Where did these 10 years get me? The thing is that is all how you look at it… one could look at my life, and maybe many do, like I have a pretty sucky set of cards… my daughter was diagnosed with cancer, she died, my husband had many affairs and complicated situations arose from those, and we are divorced… sounds pretty crappy right?
I choose to see it the way that it really has rolled out… my daughter was diagnosed with cancer and died- my marriage dissolved and divorce has left me free… free from so many things. I hate that Madeline died, that has altered every second of my forever from that moment around 3am on February 8, 2012. I can’t ever be the mom of 3 Earthlings again… my story changed. I wish it didn’t but I do the best with what I have. Most days I get up and workout and drink coffee and do my job and raise my girls… alongside missing her. My marriage dissolved into a co-parenting situation that mostly is just fine. It was harder in the beginning, but we got better at it.
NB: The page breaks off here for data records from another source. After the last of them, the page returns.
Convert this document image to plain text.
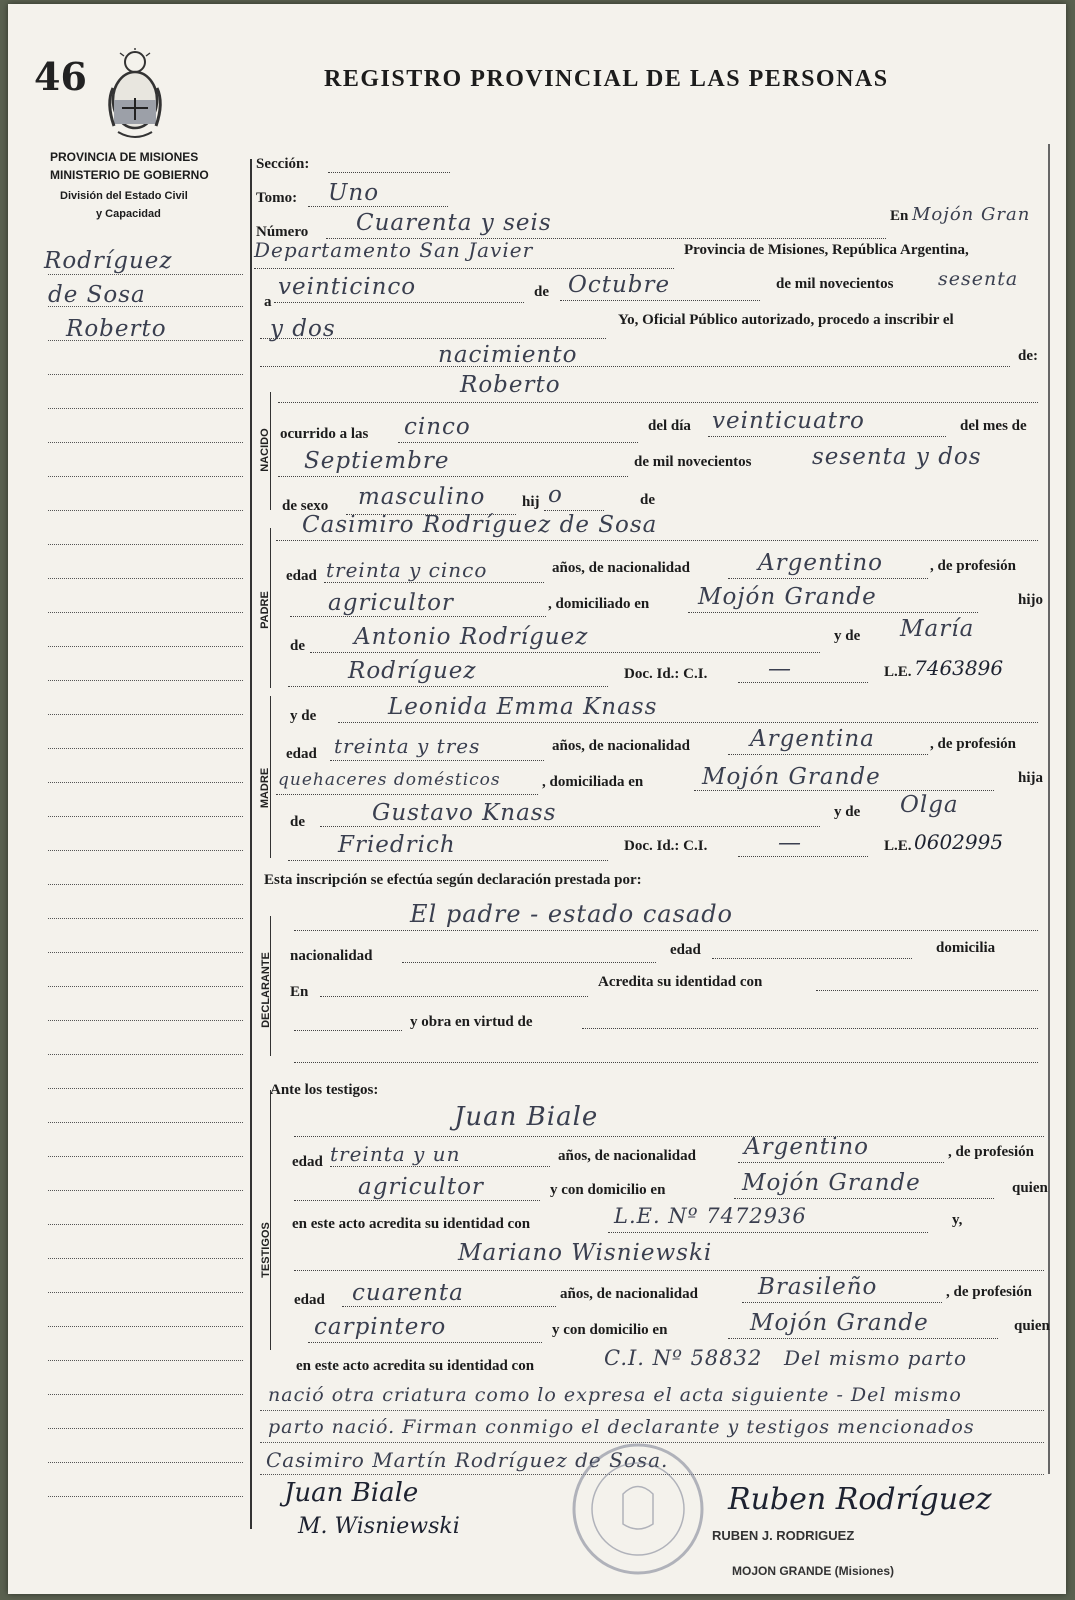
46	REGISTRO PROVINCIAL DE LAS PERSONAS
PROVINCIA DE MISIONES
MINISTERIO DE GOBIERNO
División del Estado Civil
y Capacidad
Rodríguez
de Sosa
Roberto
NACIDO
PADRE
MADRE
DECLARANTE
TESTIGOS
Sección:
Tomo: Uno
Número Cuarenta y seis	En Mojón Gran
Departamento San Javier	Provincia de Misiones, República Argentina,
a
veinticinco	de Octubre	de mil novecientos sesenta
y dos	Yo, Oficial Público autorizado, procedo a inscribir el
nacimiento	de:
Roberto
ocurrido a las cinco	del día veinticuatro	del mes de
Septiembre	de mil novecientos	sesenta y dos
de sexo masculino hij o	de
Casimiro Rodríguez de Sosa
edad treinta y cinco	años, de nacionalidad	Argentino	, de profesión
agricultor	, domiciliado en Mojón Grande	hijo
de Antonio Rodríguez	y de María
Rodríguez	Doc. Id.: C.I.	—	L.E. 7463896
y de	Leonida Emma Knass
edad treinta y tres	años, de nacionalidad	Argentina	, de profesión
quehaceres domésticos	, domiciliada en	Mojón Grande	hija
de	Gustavo Knass	y de Olga
Friedrich	Doc. Id.: C.I.	—	L.E. 0602995
Esta inscripción se efectúa según declaración prestada por:
El padre - estado casado
nacionalidad	edad	domicilia
En
Acredita su identidad con
y obra en virtud de
Ante los testigos:
Juan Biale
edad treinta y un	años, de nacionalidad Argentino	, de profesión
agricultor	y con domicilio en	Mojón Grande	quien
en este acto acredita su identidad con	L.E. Nº 7472936	y,
Mariano Wisniewski
edad cuarenta	años, de nacionalidad	Brasileño	, de profesión
carpintero	y con domicilio en	Mojón Grande	quien
en este acto acredita su identidad con	C.I. Nº 58832 Del mismo parto
nació otra criatura como lo expresa el acta siguiente - Del mismo
parto nació. Firman conmigo el declarante y testigos mencionados
Casimiro Martín Rodríguez de Sosa.
Juan Biale
M. Wisniewski
Ruben Rodríguez
RUBEN J. RODRIGUEZ
MOJON GRANDE (Misiones)
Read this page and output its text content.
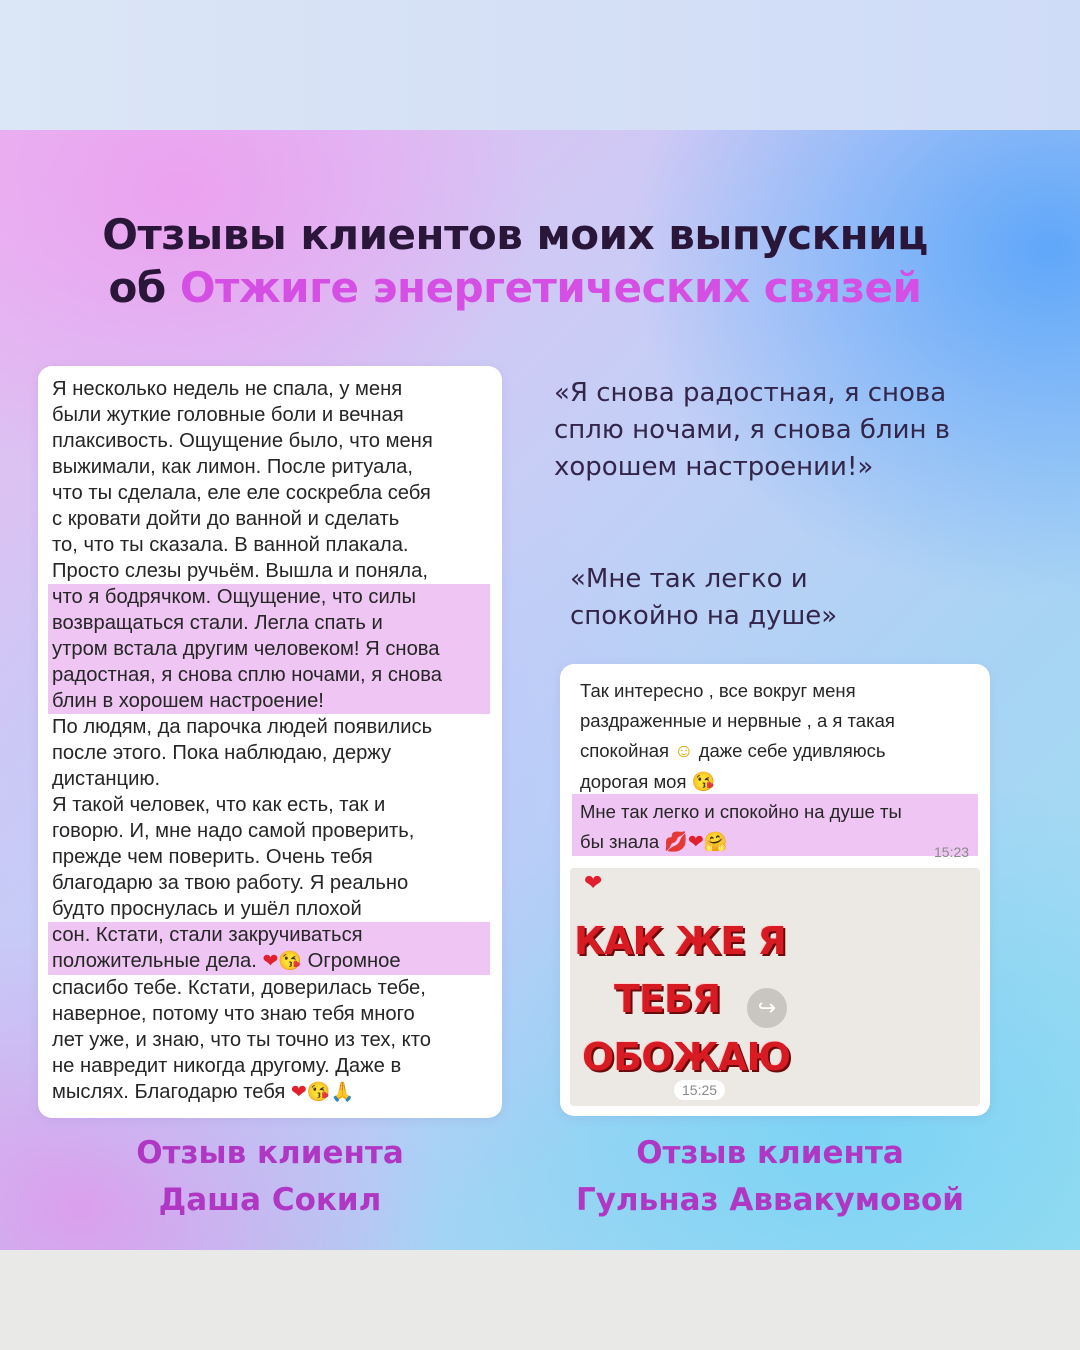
Отзывы клиентов моих выпускниц
об Отжиге энергетических связей
Я несколько недель не спала, у меня
были жуткие головные боли и вечная
плаксивость. Ощущение было, что меня
выжимали, как лимон. После ритуала,
что ты сделала, еле еле соскребла себя
с кровати дойти до ванной и сделать
то, что ты сказала. В ванной плакала.
Просто слезы ручьём. Вышла и поняла,

что я бодрячком. Ощущение, что силы
возвращаться стали. Легла спать и
утром встала другим человеком! Я снова
радостная, я снова сплю ночами, я снова
блин в хорошем настроение!
По людям, да парочка людей появились
после этого. Пока наблюдаю, держу
дистанцию.
Я такой человек, что как есть, так и
говорю. И, мне надо самой проверить,
прежде чем поверить. Очень тебя
благодарю за твою работу. Я реально
будто проснулась и ушёл плохой

сон. Кстати, стали закручиваться
положительные дела. ❤😘 Огромное
спасибо тебе. Кстати, доверилась тебе,
наверное, потому что знаю тебя много
лет уже, и знаю, что ты точно из тех, кто
не навредит никогда другому. Даже в
мыслях. Благодарю тебя ❤😘🙏
«Я снова радостная, я снова
сплю ночами, я снова блин в
хорошем настроении!»
«Мне так легко и
спокойно на душе»
Так интересно , все вокруг меня
раздраженные и нервные , а я такая
спокойная ☺ даже себе удивляюсь
дорогая моя 😘
Мне так легко и спокойно на душе ты
бы знала 💋❤🤗	15:23
❤
КАК ЖЕ Я
ТЕБЯ
ОБОЖАЮ
↪
15:25
Отзыв клиента
Даша Сокил
Отзыв клиента
Гульназ Аввакумовой
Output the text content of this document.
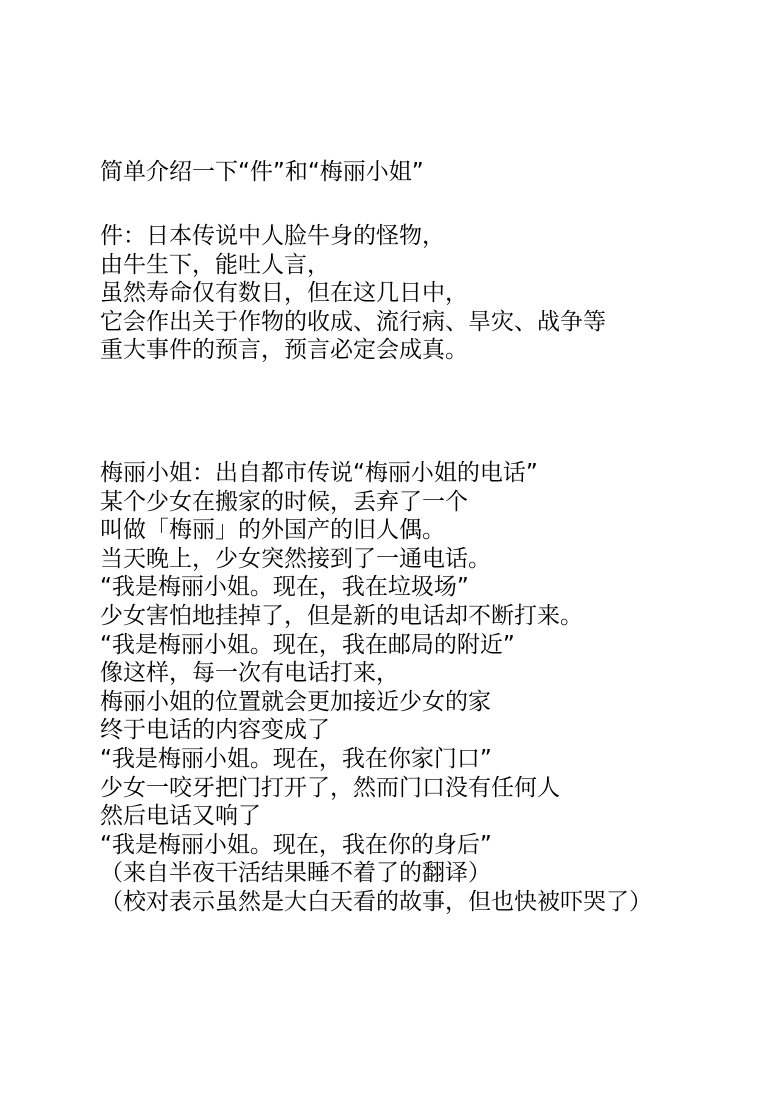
简单介绍一下“件”和“梅丽小姐”
件：日本传说中人脸牛身的怪物，
由牛生下，能吐人言，
虽然寿命仅有数日，但在这几日中，
它会作出关于作物的收成、流行病、旱灾、战争等
重大事件的预言，预言必定会成真。
梅丽小姐：出自都市传说“梅丽小姐的电话”
某个少女在搬家的时候，丢弃了一个
叫做「梅丽」的外国产的旧人偶。
当天晚上，少女突然接到了一通电话。
“我是梅丽小姐。现在，我在垃圾场”
少女害怕地挂掉了，但是新的电话却不断打来。
“我是梅丽小姐。现在，我在邮局的附近”
像这样，每一次有电话打来，
梅丽小姐的位置就会更加接近少女的家
终于电话的内容变成了
“我是梅丽小姐。现在，我在你家门口”
少女一咬牙把门打开了，然而门口没有任何人
然后电话又响了
“我是梅丽小姐。现在，我在你的身后”
（来自半夜干活结果睡不着了的翻译）
（校对表示虽然是大白天看的故事，但也快被吓哭了）
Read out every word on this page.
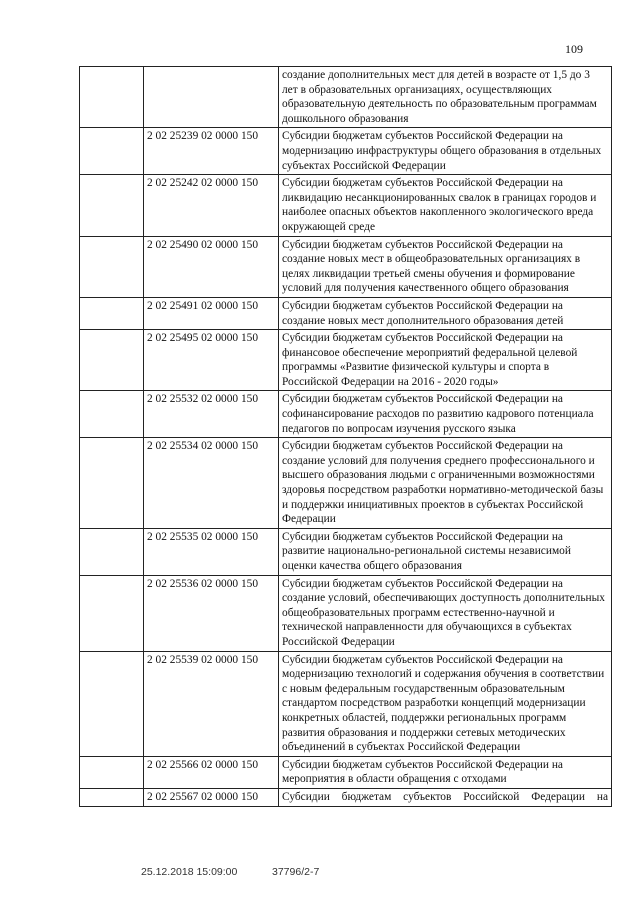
109
		создание дополнительных мест для детей в возрасте от 1,5 до 3 лет в образовательных организациях, осуществляющих образовательную деятельность по образовательным программам дошкольного образования
	2 02 25239 02 0000 150	Субсидии бюджетам субъектов Российской Федерации на модернизацию инфраструктуры общего образования в отдельных субъектах Российской Федерации
	2 02 25242 02 0000 150	Субсидии бюджетам субъектов Российской Федерации на ликвидацию несанкционированных свалок в границах городов и наиболее опасных объектов накопленного экологического вреда окружающей среде
	2 02 25490 02 0000 150	Субсидии бюджетам субъектов Российской Федерации на создание новых мест в общеобразовательных организациях в целях ликвидации третьей смены обучения и формирование условий для получения качественного общего образования
	2 02 25491 02 0000 150	Субсидии бюджетам субъектов Российской Федерации на создание новых мест дополнительного образования детей
	2 02 25495 02 0000 150	Субсидии бюджетам субъектов Российской Федерации на финансовое обеспечение мероприятий федеральной целевой программы «Развитие физической культуры и спорта в Российской Федерации на 2016 - 2020 годы»
	2 02 25532 02 0000 150	Субсидии бюджетам субъектов Российской Федерации на софинансирование расходов по развитию кадрового потенциала педагогов по вопросам изучения русского языка
	2 02 25534 02 0000 150	Субсидии бюджетам субъектов Российской Федерации на создание условий для получения среднего профессионального и высшего образования людьми с ограниченными возможностями здоровья посредством разработки нормативно-методической базы и поддержки инициативных проектов в субъектах Российской Федерации
	2 02 25535 02 0000 150	Субсидии бюджетам субъектов Российской Федерации на развитие национально-региональной системы независимой оценки качества общего образования
	2 02 25536 02 0000 150	Субсидии бюджетам субъектов Российской Федерации на создание условий, обеспечивающих доступность дополнительных общеобразовательных программ естественно-научной и технической направленности для обучающихся в субъектах Российской Федерации
	2 02 25539 02 0000 150	Субсидии бюджетам субъектов Российской Федерации на модернизацию технологий и содержания обучения в соответствии с новым федеральным государственным образовательным стандартом посредством разработки концепций модернизации конкретных областей, поддержки региональных программ развития образования и поддержки сетевых методических объединений в субъектах Российской Федерации
	2 02 25566 02 0000 150	Субсидии бюджетам субъектов Российской Федерации на мероприятия в области обращения с отходами
	2 02 25567 02 0000 150	Субсидии бюджетам субъектов Российской Федерации на
25.12.2018 15:09:00	37796/2-7
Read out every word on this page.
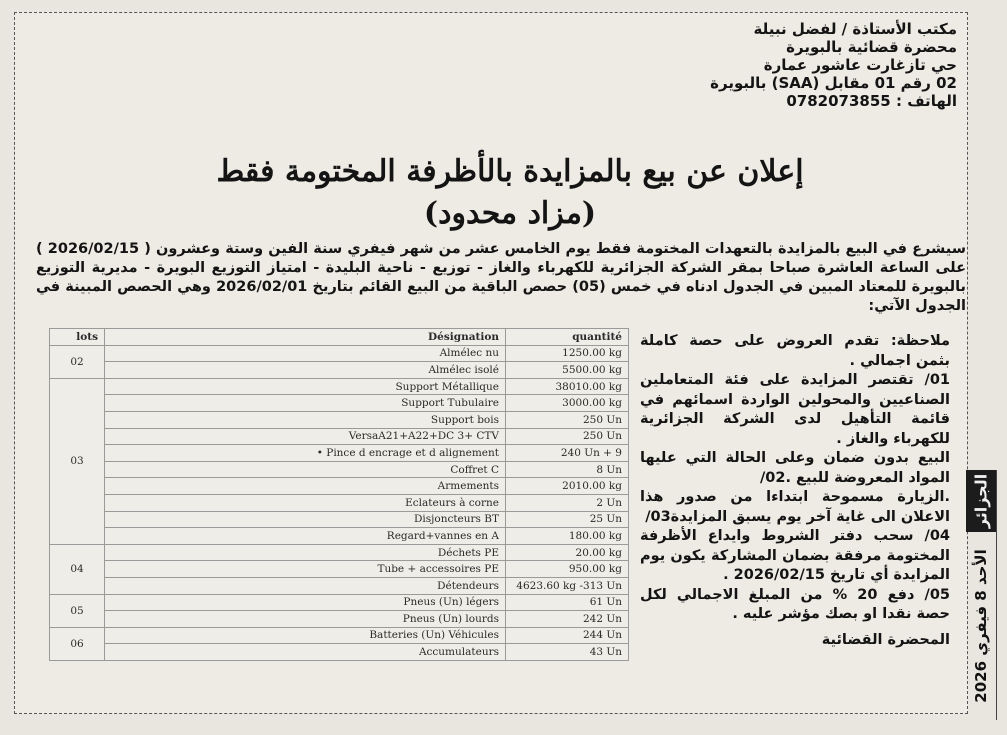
مكتب الأستاذة / لفضل نبيلة
محضرة قضائية بالبويرة
حي تازغارت عاشور عمارة
02 رقم 01 مقابل (SAA) بالبويرة
الهاتف : 0782073855
إعلان عن بيع بالمزايدة بالأظرفة المختومة فقط
(مزاد محدود)
سيشرع في البيع بالمزايدة بالتعهدات المختومة فقط يوم الخامس عشر من شهر فيفري سنة الفين وستة وعشرون ( 2026/02/15 ) على الساعة العاشرة صباحا بمقر الشركة الجزائرية للكهرباء والغاز - توزيع - ناحية البليدة - امتياز التوزيع البويرة - مديرية التوزيع بالبويرة للمعتاد المبين في الجدول ادناه في خمس (05) حصص الباقية من البيع القائم بتاريخ 2026/02/01 وهي الحصص المبينة في الجدول الآتي:

ملاحظة: تقدم العروض على حصة كاملة بثمن اجمالي .

01/ تقتصر المزايدة على فئة المتعاملين الصناعيين والمحولين الواردة اسمائهم في قائمة التأهيل لدى الشركة الجزائرية للكهرباء والغاز .

البيع بدون ضمان وعلى الحالة التي عليها المواد المعروضة للبيع .02/

.الزيارة مسموحة ابتداءا من صدور هذا الاعلان الى غاية آخر يوم يسبق المزايدة03/

04/ سحب دفتر الشروط وايداع الأظرفة المختومة مرفقة بضمان المشاركة يكون يوم المزايدة أي تاريخ 2026/02/15 .

05/ دفع 20 % من المبلغ الاجمالي لكل حصة نقدا او بصك مؤشر عليه .

المحضرة القضائية

lots	Désignation	quantité
02	Almélec nu	1250.00 kg
	Almélec isolé	5500.00 kg
03	Support Métallique	38010.00 kg
	Support Tubulaire	3000.00 kg
	Support bois	250 Un
	VersaA21+A22+DC 3+ CTV	250 Un
	• Pince d encrage et d alignement	240 Un + 9
	Coffret C	8 Un
	Armements	2010.00 kg
	Eclateurs à corne	2 Un
	Disjoncteurs BT	25 Un
	Regard+vannes en A	180.00 kg
04	Déchets PE	20.00 kg
	Tube + accessoires PE	950.00 kg
	Détendeurs	4623.60 kg -313 Un
05	Pneus (Un) légers	61 Un
	Pneus (Un) lourds	242 Un
06	Batteries (Un) Véhicules	244 Un
	Accumulateurs	43 Un
الجزائر
الأحد 8 فيفري 2026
It helps that I have worked so hard at maintaining healthy boundaries for me and my girls- firmly reminding myself of those boundaries. I became better at communicating with my words and emotions, defining my needs and keeping myself around positive people. I no longer just let people into my world… trust and respect are earned not given. It has been a rollercoaster, but it is my rollercoaster. I own it. I own the twists and turns, the broken and the healed… I own the confidence and weakness… I own it all. I own every second of these years- 2019, 2008 and long before…
A lot has changed… a lot has stayed the same… there are more wrinkles, more tears, more pain, more loss, more joy, more building, more accomplishments, more boundaries and lessons. I still have my Jeep Commander, my red kitchen, my lack of love for the Musto Mountain of Laundry and my love for coffee in the am and good red wine in the pm. I wouldn’t change a thing… not even the ugly parts. I love and own my 10 years that passed in a moment. I am grateful the privilege of aging has been gifted to me, I plan to use it well.